3 Responses to “14.06.2006… un canto che resta: Cesare Basile@La casa 139 (dvd+cd)”

  1. rob says:

    Gesti, immagini, suoni non solo amati ma che si fanno carne, ossa, respiro. Le tue parole sottolineano i dettagli di un sentire che prevede l’ar-resa al bello in quanto tale, in quanto necessità.
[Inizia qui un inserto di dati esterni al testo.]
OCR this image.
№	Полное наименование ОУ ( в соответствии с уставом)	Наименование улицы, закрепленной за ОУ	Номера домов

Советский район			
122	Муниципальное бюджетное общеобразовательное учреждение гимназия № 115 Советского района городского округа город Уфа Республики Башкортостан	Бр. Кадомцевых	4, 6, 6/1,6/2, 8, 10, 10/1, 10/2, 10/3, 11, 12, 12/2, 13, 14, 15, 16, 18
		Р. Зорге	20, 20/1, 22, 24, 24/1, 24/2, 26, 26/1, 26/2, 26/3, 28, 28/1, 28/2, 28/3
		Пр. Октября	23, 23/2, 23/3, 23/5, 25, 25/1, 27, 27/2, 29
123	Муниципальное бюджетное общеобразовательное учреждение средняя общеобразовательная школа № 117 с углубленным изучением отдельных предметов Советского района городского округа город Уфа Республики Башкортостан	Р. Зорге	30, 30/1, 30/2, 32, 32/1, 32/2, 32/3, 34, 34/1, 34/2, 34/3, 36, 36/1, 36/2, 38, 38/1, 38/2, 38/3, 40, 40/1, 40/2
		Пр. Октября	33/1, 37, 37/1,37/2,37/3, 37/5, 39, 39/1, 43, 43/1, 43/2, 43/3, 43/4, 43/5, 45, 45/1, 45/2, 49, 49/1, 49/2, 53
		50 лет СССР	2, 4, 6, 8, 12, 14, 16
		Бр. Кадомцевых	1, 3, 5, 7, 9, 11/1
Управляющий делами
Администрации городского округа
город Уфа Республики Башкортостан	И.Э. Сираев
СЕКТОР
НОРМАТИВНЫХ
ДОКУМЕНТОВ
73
Grazie.

  2. Vladybox says:

    “…All’ombra de L’albero di Giuda, tra il cranio e Il deserto, tra i carri di Arlecchino e il talento della morte, si può osservare la grazia di un uomo che sa scrivere con la voce della gola e della chitarra versi in cui la carne dilaniata non si rimargina, ma apprende ad essere bellezza.
    Quando il silenzio giunge davvero ci si ritrova una lacrima in bocca, un brivido in petto, un dolore tra le dita ed ovunque la sensazione forte del tocco di una musica che è esperienza del sublime, del meraviglioso che non rassicura ma toglie il fiato e dà vita.”
    Questa parte resta tra le più belle scritte in Losthighways…mi sono commosso…e abbiamo fatto bene io e Amy ad insistere che scrivessi questo pezzo per lui…una persona unica che abbiamo avuto il piacere di conoscere e ci ha tolto il fiato dandoci vita…grazie Valentina (il dvd è fantastico perchè si respira intimità senza effetti speciali…)

  3. Amy says:

    Occorre saper “sentire” per scrivere così di C. Basile.